National Irish Bank has reported a pre-tax loss of €17.3m for the six months to the end of June, in line with expectations.

The bank, which was bought by Danske Bank last year, said the loss reflected substantial costs associated with the bank's change programme. These included the migration to the Danish bank's technology platform (€21.4m) and the write-off of intangible acquisition related assets (€6.8m).

NIB said that at the end of June, lending volumes stood at €5.6 billion, an increase of 54% in the last 12 months. Mortgage volumes rose by 55%. The bank also said that both business and mortgage lending were significantly ahead of market growth.

Customer deposits amounted to €2.3 billion, an underlying increase of 8%.

National Irish Bank has plans to open 15 new branches over the next three years.
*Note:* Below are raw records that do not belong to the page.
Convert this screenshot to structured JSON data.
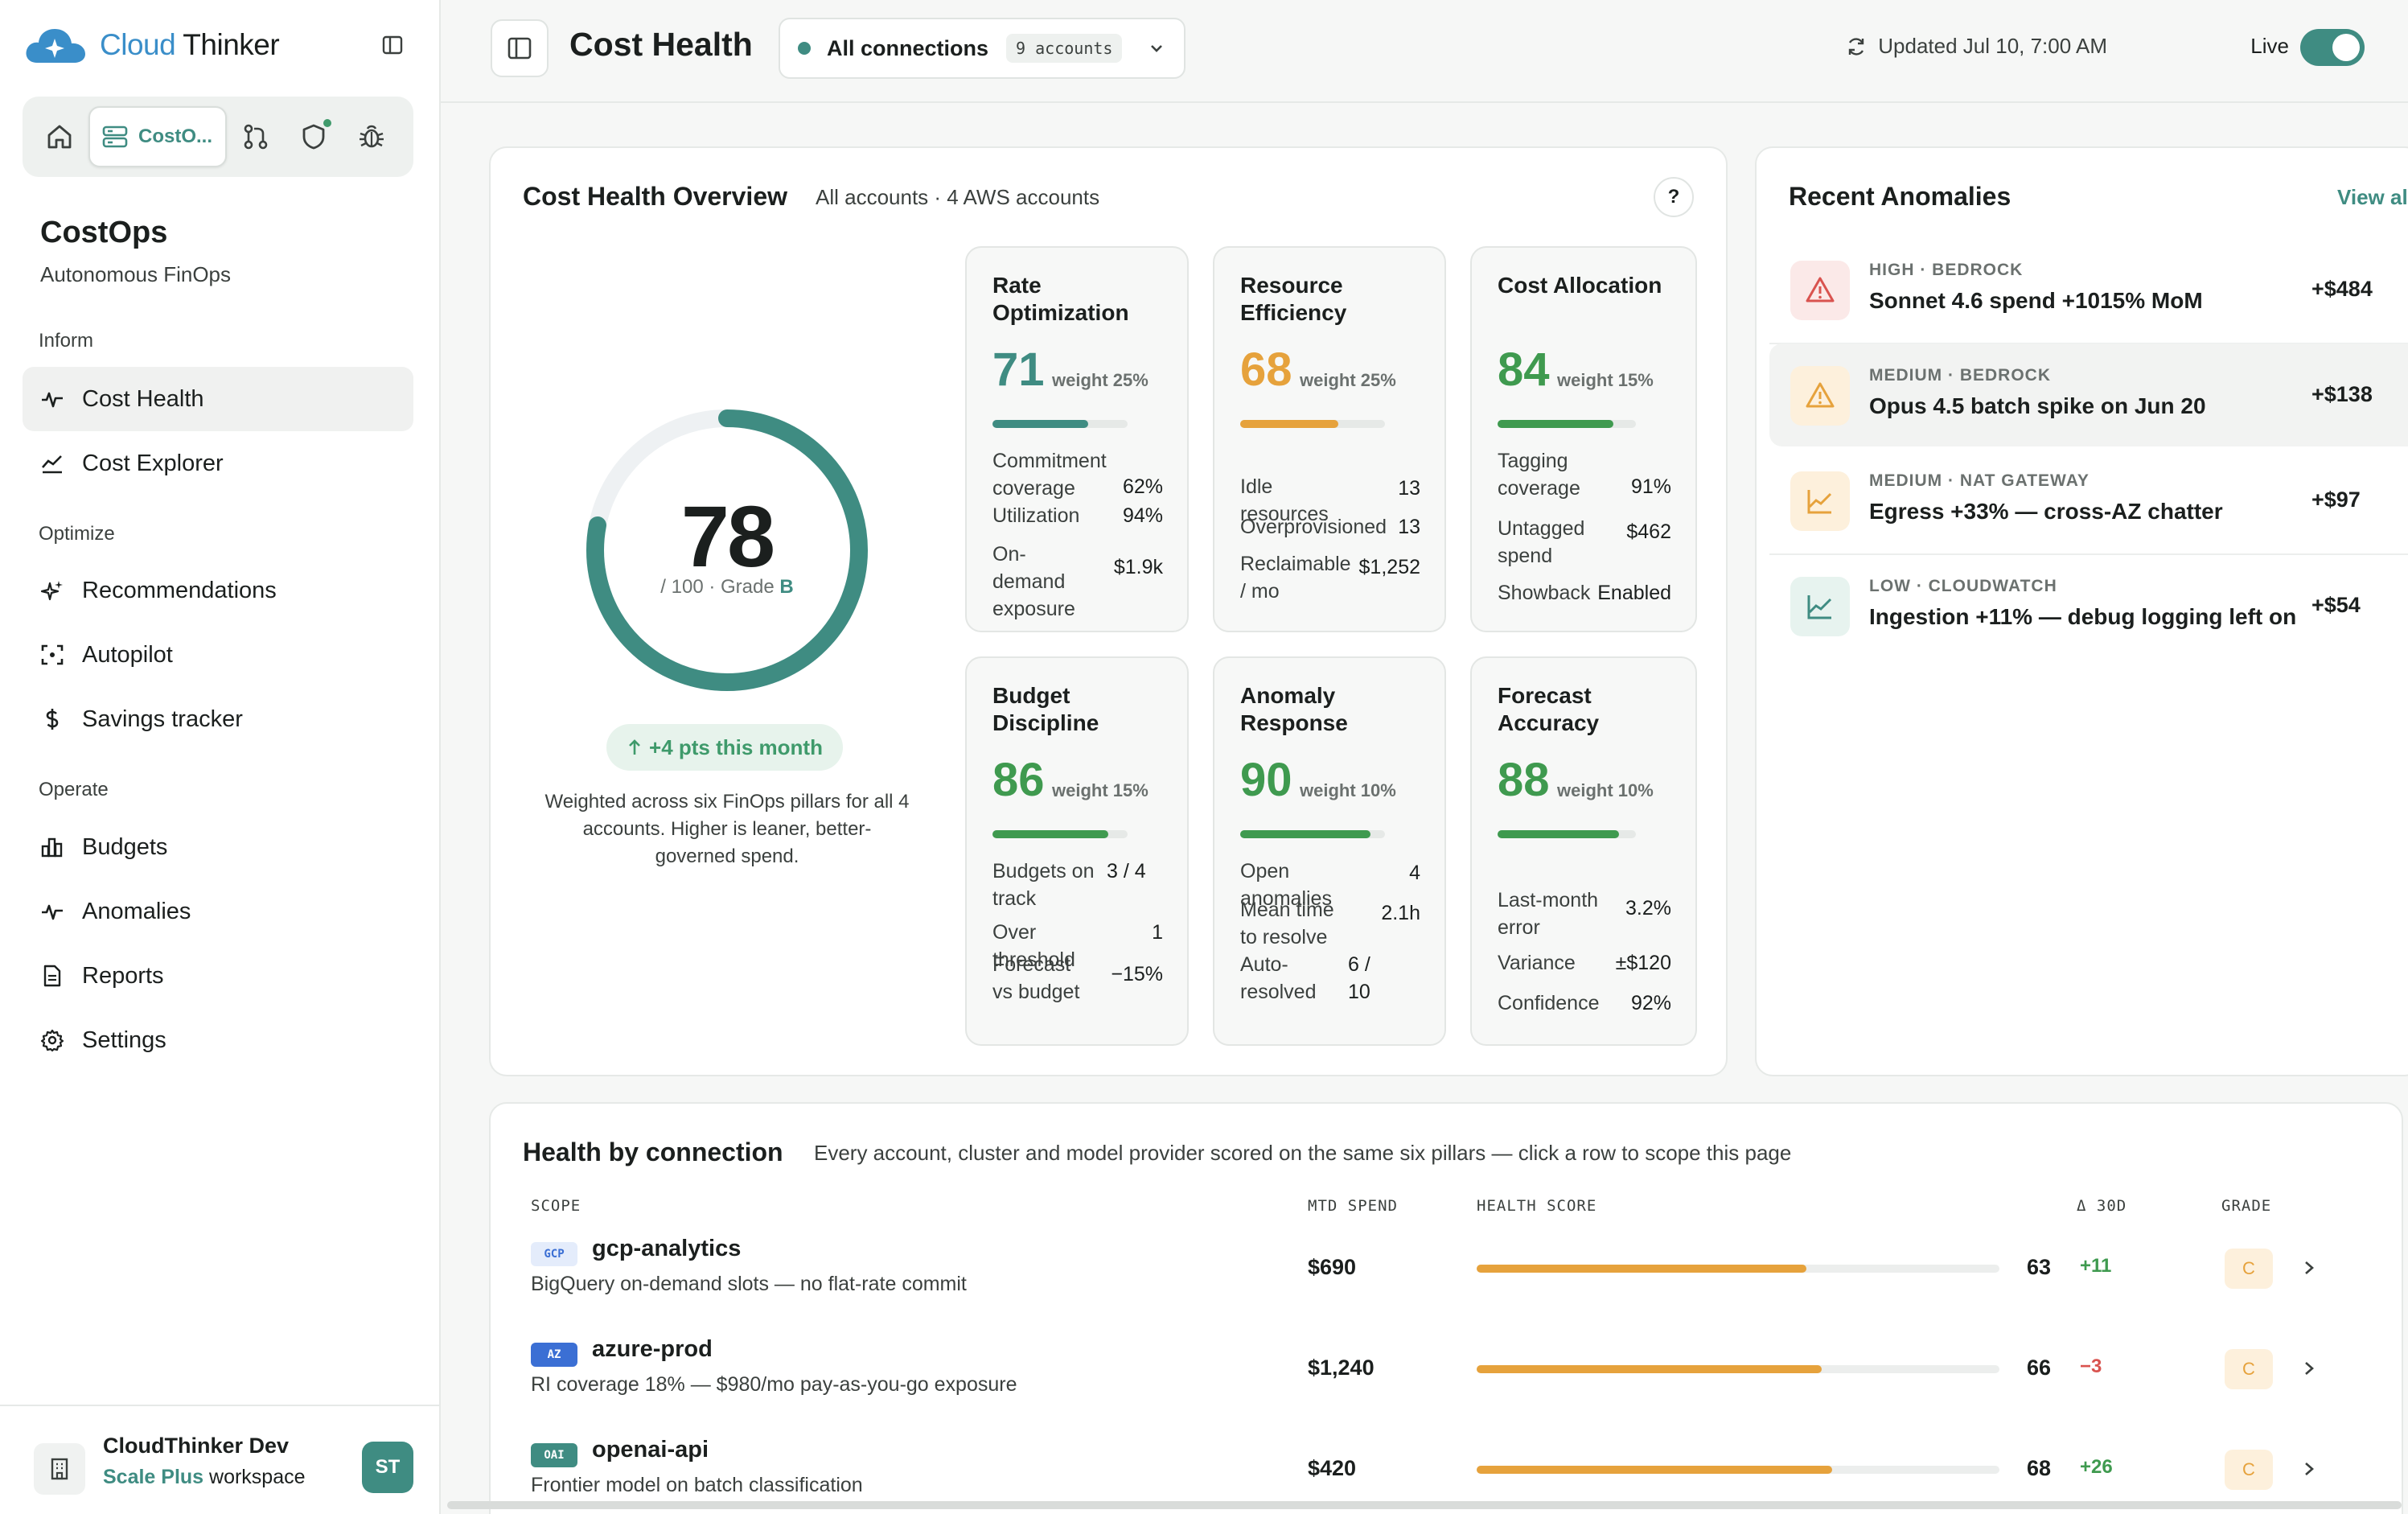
{
  "brand": {
    "logo_word1": "Cloud",
    "logo_word2": " Thinker",
    "color": "#3a8ec9"
  },
  "app_switch": {
    "active_label": "CostO...",
    "items": [
      "home-icon",
      "server-icon",
      "git-pull-icon",
      "shield-icon",
      "bug-icon"
    ]
  },
  "sidebar": {
    "title": "CostOps",
    "subtitle": "Autonomous FinOps",
    "sections": {
      "inform": "Inform",
      "optimize": "Optimize",
      "operate": "Operate"
    },
    "items": [
      {
        "label": "Cost Health",
        "icon": "pulse-icon",
        "active": true
      },
      {
        "label": "Cost Explorer",
        "icon": "area-chart-icon"
      },
      {
        "label": "Recommendations",
        "icon": "sparkles-icon"
      },
      {
        "label": "Autopilot",
        "icon": "focus-icon"
      },
      {
        "label": "Savings tracker",
        "icon": "dollar-icon"
      },
      {
        "label": "Budgets",
        "icon": "bar-chart-icon"
      },
      {
        "label": "Anomalies",
        "icon": "activity-icon"
      },
      {
        "label": "Reports",
        "icon": "document-icon"
      },
      {
        "label": "Settings",
        "icon": "gear-icon"
      }
    ],
    "workspace": {
      "name": "CloudThinker Dev",
      "plan": "Scale Plus",
      "plan_suffix": " workspace",
      "avatar": "ST"
    }
  },
  "topbar": {
    "title": "Cost Health",
    "connection": "All connections",
    "accounts_badge": "9 accounts",
    "updated": "Updated Jul 10, 7:00 AM",
    "live_label": "Live",
    "live_on": true
  },
  "overview": {
    "title": "Cost Health Overview",
    "subtitle": "All accounts · 4 AWS accounts",
    "help": "?",
    "score": "78",
    "score_max_text": "/ 100 · Grade ",
    "grade": "B",
    "score_fraction": 0.78,
    "delta": "+4 pts this month",
    "note": "Weighted across six FinOps pillars for all 4 accounts. Higher is leaner, better-governed spend.",
    "accent": "#3f8c82"
  },
  "pillars": [
    {
      "title": "Rate Optimization",
      "score": "71",
      "weight": "weight 25%",
      "color": "#3f8c82",
      "fraction": 0.71,
      "metrics": [
        {
          "label": "Commitment coverage",
          "value": "62%"
        },
        {
          "label": "Utilization",
          "value": "94%"
        },
        {
          "label": "On-demand exposure",
          "value": "$1.9k"
        }
      ]
    },
    {
      "title": "Resource Efficiency",
      "score": "68",
      "weight": "weight 25%",
      "color": "#e6a23c",
      "fraction": 0.68,
      "metrics": [
        {
          "label": "Idle resources",
          "value": "13"
        },
        {
          "label": "Overprovisioned",
          "value": "13"
        },
        {
          "label": "Reclaimable / mo",
          "value": "$1,252"
        }
      ]
    },
    {
      "title": "Cost Allocation",
      "score": "84",
      "weight": "weight 15%",
      "color": "#3f9a4f",
      "fraction": 0.84,
      "metrics": [
        {
          "label": "Tagging coverage",
          "value": "91%"
        },
        {
          "label": "Untagged spend",
          "value": "$462"
        },
        {
          "label": "Showback",
          "value": "Enabled"
        }
      ]
    },
    {
      "title": "Budget Discipline",
      "score": "86",
      "weight": "weight 15%",
      "color": "#3f9a4f",
      "fraction": 0.86,
      "metrics": [
        {
          "label": "Budgets on track",
          "value": "3 / 4"
        },
        {
          "label": "Over threshold",
          "value": "1"
        },
        {
          "label": "Forecast vs budget",
          "value": "−15%"
        }
      ]
    },
    {
      "title": "Anomaly Response",
      "score": "90",
      "weight": "weight 10%",
      "color": "#3f9a4f",
      "fraction": 0.9,
      "metrics": [
        {
          "label": "Open anomalies",
          "value": "4"
        },
        {
          "label": "Mean time to resolve",
          "value": "2.1h"
        },
        {
          "label": "Auto-resolved",
          "value": "6 / 10"
        }
      ]
    },
    {
      "title": "Forecast Accuracy",
      "score": "88",
      "weight": "weight 10%",
      "color": "#3f9a4f",
      "fraction": 0.88,
      "metrics": [
        {
          "label": "Last-month error",
          "value": "3.2%"
        },
        {
          "label": "Variance",
          "value": "±$120"
        },
        {
          "label": "Confidence",
          "value": "92%"
        }
      ]
    }
  ],
  "anomalies": {
    "title": "Recent Anomalies",
    "view_all": "View all",
    "items": [
      {
        "tag": "HIGH · BEDROCK",
        "text": "Sonnet 4.6 spend +1015% MoM",
        "amount": "+$484",
        "icon": "alert-triangle-icon",
        "tone": "#d9534f",
        "bg": "#fbe9e8"
      },
      {
        "tag": "MEDIUM · BEDROCK",
        "text": "Opus 4.5 batch spike on Jun 20",
        "amount": "+$138",
        "icon": "alert-triangle-icon",
        "tone": "#e6a23c",
        "bg": "#fdf0dc"
      },
      {
        "tag": "MEDIUM · NAT GATEWAY",
        "text": "Egress +33% — cross-AZ chatter",
        "amount": "+$97",
        "icon": "line-chart-icon",
        "tone": "#e6a23c",
        "bg": "#fdf0dc"
      },
      {
        "tag": "LOW · CLOUDWATCH",
        "text": "Ingestion +11% — debug logging left on",
        "amount": "+$54",
        "icon": "line-chart-icon",
        "tone": "#3f8c82",
        "bg": "#e7f3ef"
      }
    ]
  },
  "health_table": {
    "title": "Health by connection",
    "subtitle": "Every account, cluster and model provider scored on the same six pillars — click a row to scope this page",
    "headers": {
      "scope": "SCOPE",
      "spend": "MTD SPEND",
      "score": "HEALTH SCORE",
      "delta": "Δ 30D",
      "grade": "GRADE"
    },
    "rows": [
      {
        "tag": "GCP",
        "tag_bg": "#e4ecfb",
        "tag_fg": "#3b6fd4",
        "name": "gcp-analytics",
        "desc": "BigQuery on-demand slots — no flat-rate commit",
        "spend": "$690",
        "score": "63",
        "fraction": 0.63,
        "delta": "+11",
        "delta_color": "#3f9a4f",
        "grade": "C"
      },
      {
        "tag": "AZ",
        "tag_bg": "#3b6fd4",
        "tag_fg": "#ffffff",
        "name": "azure-prod",
        "desc": "RI coverage 18% — $980/mo pay-as-you-go exposure",
        "spend": "$1,240",
        "score": "66",
        "fraction": 0.66,
        "delta": "−3",
        "delta_color": "#d9534f",
        "grade": "C"
      },
      {
        "tag": "OAI",
        "tag_bg": "#3f8c82",
        "tag_fg": "#ffffff",
        "name": "openai-api",
        "desc": "Frontier model on batch classification",
        "spend": "$420",
        "score": "68",
        "fraction": 0.68,
        "delta": "+26",
        "delta_color": "#3f9a4f",
        "grade": "C"
      }
    ]
  }
}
This is part of a €25m investment programme which will increase its branch network by 25%.

'Significant financial and operational progress was made by National Irish Bank during the quarter, ' commented Andrew Healy, CEO of National Irish Bank.

'It was pleasing that during such a period of massive change, the underlying business performed strongly with business and consumer lending volumes, including mortgages, up by more than 50%. Overall our financial performance was in line with expectations,' he added.

'We are very confident about the future as we continue to defferentiate National Irish Bank in Irish banking,' Mr Healy said.